Prior to deregulation, CWB officials said the voluntary board could potentially handle 30 to 40 percent of the wheat, durum and malting barley produced during the 2012-13 crop year.
Last week, Weisensel said volumes secured through CWB pools were lower than expected, although the amount of grain secured through cash markets exceeded projections.
“I think, on the whole, we saw less coming into the pools than what we would have anticipated early on and I think that’s a function of the very high prices that we saw,” he said. “We saw those same types of issues in Australia.… When prices are very high, pooling doesn’t do as well.”
Weisensel said CWB has improved its programs for the 2013-14 crop year in hopes of securing greater volumes. It will offer early delivery, annual and winter pools with a futures choice option for all wheat committed to those programs.
“We have a much broader set of programs going into the 2013-14 crop year than what we had at this time going into the 2012-13 crop year,” he said. “We have a lot more options and we think we have a good program offering that should get us more volume.”

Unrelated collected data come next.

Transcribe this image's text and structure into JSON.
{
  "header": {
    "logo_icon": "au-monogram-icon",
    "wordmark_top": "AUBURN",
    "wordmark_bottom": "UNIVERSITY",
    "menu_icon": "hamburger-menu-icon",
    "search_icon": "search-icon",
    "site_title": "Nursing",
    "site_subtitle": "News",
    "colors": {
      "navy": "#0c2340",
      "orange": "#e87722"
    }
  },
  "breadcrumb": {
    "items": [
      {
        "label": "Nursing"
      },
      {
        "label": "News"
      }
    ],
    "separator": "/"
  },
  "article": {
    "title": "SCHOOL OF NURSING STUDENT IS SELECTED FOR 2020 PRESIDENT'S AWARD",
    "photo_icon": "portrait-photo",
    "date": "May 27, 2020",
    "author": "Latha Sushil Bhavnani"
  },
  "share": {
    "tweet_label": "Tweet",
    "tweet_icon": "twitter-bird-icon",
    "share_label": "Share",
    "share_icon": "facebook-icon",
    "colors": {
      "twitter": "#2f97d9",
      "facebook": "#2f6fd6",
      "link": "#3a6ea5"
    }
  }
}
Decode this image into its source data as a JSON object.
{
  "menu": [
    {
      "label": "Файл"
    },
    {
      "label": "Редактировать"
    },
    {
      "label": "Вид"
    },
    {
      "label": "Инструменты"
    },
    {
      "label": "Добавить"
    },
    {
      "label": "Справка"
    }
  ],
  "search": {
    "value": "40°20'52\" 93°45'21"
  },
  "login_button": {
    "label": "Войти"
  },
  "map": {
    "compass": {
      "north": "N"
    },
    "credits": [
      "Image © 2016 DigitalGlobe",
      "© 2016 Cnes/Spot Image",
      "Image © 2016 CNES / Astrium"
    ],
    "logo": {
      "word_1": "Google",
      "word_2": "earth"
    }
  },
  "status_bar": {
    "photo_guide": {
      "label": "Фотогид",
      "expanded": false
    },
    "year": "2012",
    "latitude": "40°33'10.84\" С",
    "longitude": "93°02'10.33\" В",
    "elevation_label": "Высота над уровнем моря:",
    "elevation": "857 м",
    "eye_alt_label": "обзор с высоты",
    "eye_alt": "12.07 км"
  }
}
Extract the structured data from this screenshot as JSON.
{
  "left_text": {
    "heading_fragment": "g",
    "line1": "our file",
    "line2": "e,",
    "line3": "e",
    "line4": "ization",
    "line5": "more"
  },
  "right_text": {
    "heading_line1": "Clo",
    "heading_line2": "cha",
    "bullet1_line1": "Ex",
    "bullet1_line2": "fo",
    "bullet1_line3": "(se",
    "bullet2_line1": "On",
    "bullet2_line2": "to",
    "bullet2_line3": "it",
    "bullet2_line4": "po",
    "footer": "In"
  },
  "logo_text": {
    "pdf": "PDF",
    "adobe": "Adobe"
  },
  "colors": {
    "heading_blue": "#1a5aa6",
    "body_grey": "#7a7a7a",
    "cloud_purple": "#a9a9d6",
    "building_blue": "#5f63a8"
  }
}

Growers are becoming more accustomed to handling agreements that exist between CWB and major line companies. As that familiarity grows, delivery glitches will be less prevalent.
“Generally speaking, I think there was a lot of uncertainty about how all this was going to work, particularly in the fall period of last year, because everything was so new,” he said.
“I think that as people became more accustomed to it, and there was a better understanding of how things were going to work, I think that the experiences became much better.”
One of CWB’s top priorities is to finalize a plan aimed at privatizing the organization.
“We think it’s very important to move much quicker than the time frame laid out in legislation and that’s our objective,” Weisensel said.
“The legislation says that we have to have a plan in front of the minister (by August 2016) to privatize the organization … and we thinks it’s very important that we’re moving much faster than those timelines.”
Jean Marc Ruest, vice-president of corporate affairs with Richardson International, said the first year of open grain marketing has gone as well as anyone could have expected.
“By and large, it’s been a very positive experience for us. There was a bit of a learning curve … but at the end of the day, I think the markets adjusted very quickly and very well.”
From Richardson’s perspective, handling agreements between CWB and private-sector handling companies have worked well for farmers.
“I think it has taken maybe a little while to adjust to the new commercial relationships between ourselves and the wheat board,” he said. “But we’re satisfied that our customers were offered the option of choosing whatever program they preferred to participate in, so I think that’s worked out well.”